Ce matin, j'ai été cherché ta lettre à la poste. Je ne l'ai pas encore lue en entier, mais je vais le faire après le repas, pour avoir la tête complètement dispose.

Comment veux-tu que j'y réponde ? En courrier privé, par lettre postale, ou par téléphone ? C'est comme tu veux.

Je suis un peu bouleversé et c'est pour ça que j'aimerais entendre ta voix. C'est beau de voir une Marocaine aussi amoureuse de son pays.Pour le téléphone, je te dirai comment faire : il est hors
de question que tu paies un sou (ou un dinar ?).

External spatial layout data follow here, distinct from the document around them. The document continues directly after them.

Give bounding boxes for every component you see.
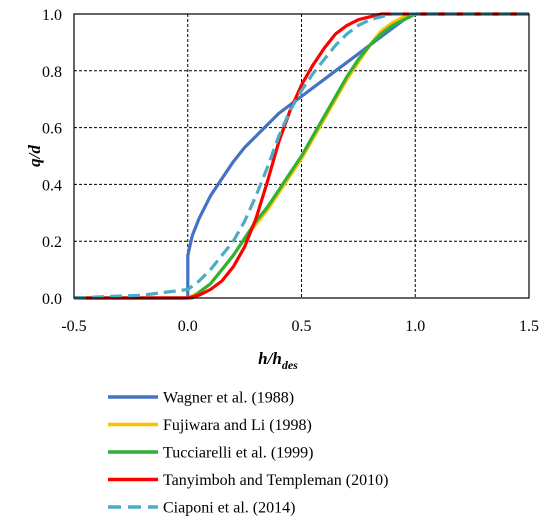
x-axis-title-main: h/h (258, 349, 282, 368)
series-line-3 (74, 12, 529, 300)
series-lines (73, 12, 529, 300)
series-line-1 (74, 12, 529, 300)
y-tick-label: 0.0 (42, 291, 62, 308)
plot-frame (73, 13, 530, 299)
x-tick-label: 0.0 (178, 318, 198, 335)
legend-entry: Ciaponi et al. (2014) (163, 500, 295, 517)
series-line-5 (73, 12, 529, 300)
x-axis-title-subscript: des (282, 358, 298, 372)
x-tick-label: -0.5 (61, 318, 86, 335)
legend: Wagner et al. (1988) Fujiwara and Li (199… (108, 390, 388, 517)
y-axis-title: q/d (25, 145, 44, 167)
legend-entry: Wagner et al. (1988) (163, 390, 294, 407)
y-tick-label: 1.0 (42, 7, 62, 24)
x-tick-label: 1.0 (405, 318, 425, 335)
legend-entry: Tanyimboh and Templeman (2010) (163, 472, 388, 489)
legend-entry: Fujiwara and Li (1998) (163, 417, 312, 434)
x-tick-label: 1.5 (519, 318, 539, 335)
x-axis-title: h/hdes (258, 349, 298, 372)
tick-labels: -0.5 0.0 0.5 1.0 1.5 0.0 0.2 0.4 0.6 0.8 1.0 (42, 7, 539, 335)
y-tick-label: 0.6 (42, 121, 62, 138)
y-tick-label: 0.4 (42, 177, 62, 194)
legend-entry: Tucciarelli et al. (1999) (163, 445, 313, 462)
y-tick-label: 0.2 (42, 234, 62, 251)
grid (74, 14, 529, 298)
y-tick-label: 0.8 (42, 64, 62, 81)
axis-titles: q/d h/hdes (25, 145, 298, 372)
x-tick-label: 0.5 (292, 318, 312, 335)
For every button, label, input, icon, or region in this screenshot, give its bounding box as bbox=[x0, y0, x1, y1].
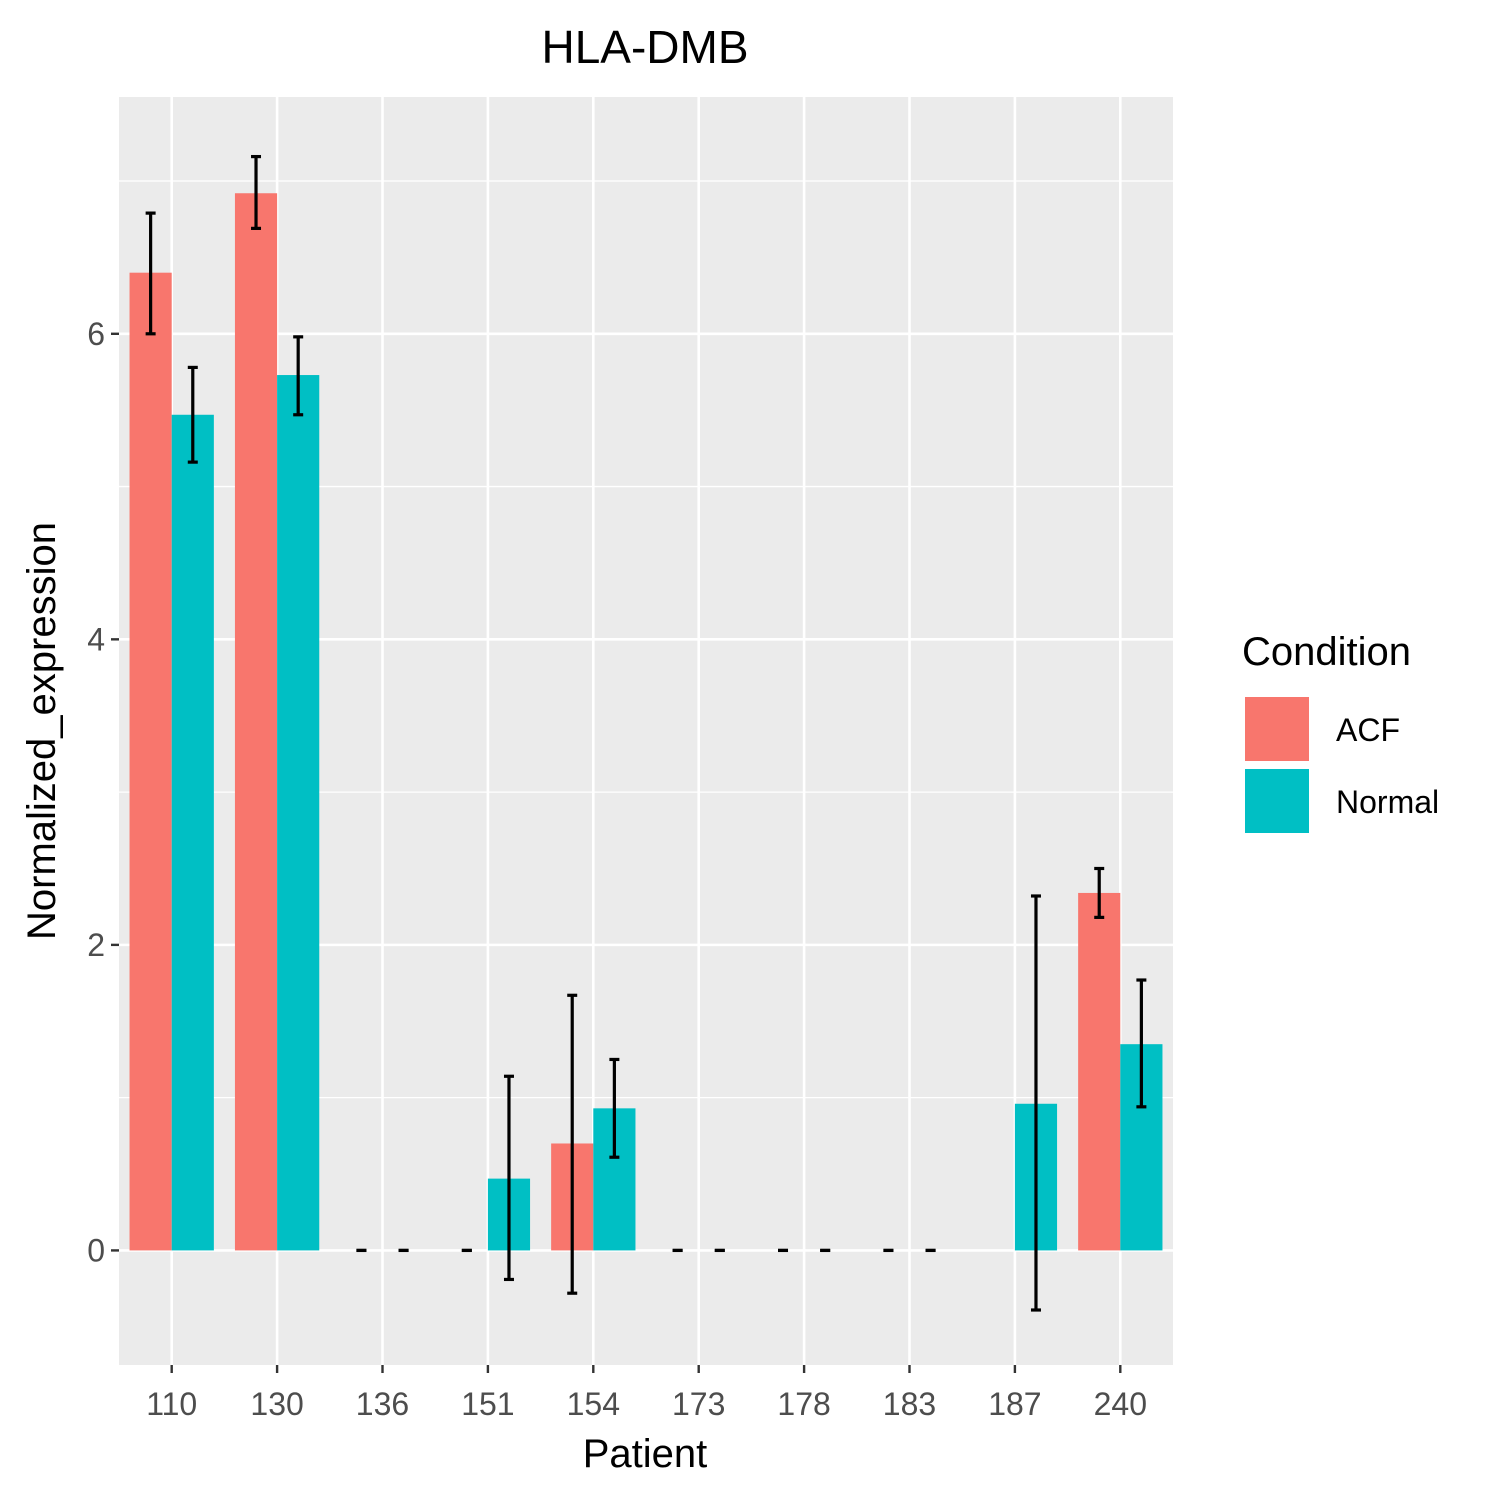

J'attends ta réponse pour fixer un rendez-vous téléphonique quand tu voudras.

Gros bisous, ma perle d'Orient, ainsi qu'à ta maman et à ton fils. Mes amitiés à Yann.

Bernard


Bernard Bonnejean 26/12/2009 12:08


COURAGEUSE, la petite marocaine, la petite, la GREAT Fathia, d'avoir osé nous fêter un joyeux Noël sur cette page-là !!

Je suis fier de t'avoir pour amie !

J'attends toujours l'envoi de ton livre et de ta lettre que tu m'as promis.

A mon tour, je vous souhaite, à ta famille et à toi, personnellement, un bon et joyeux Noël dans le respect de nos devoirs et de nos droits et de la volonté d'Allah-Dieu-YHV.

Bernard, qui vous embrasse, ta maman, ton fils et toi, très très fort.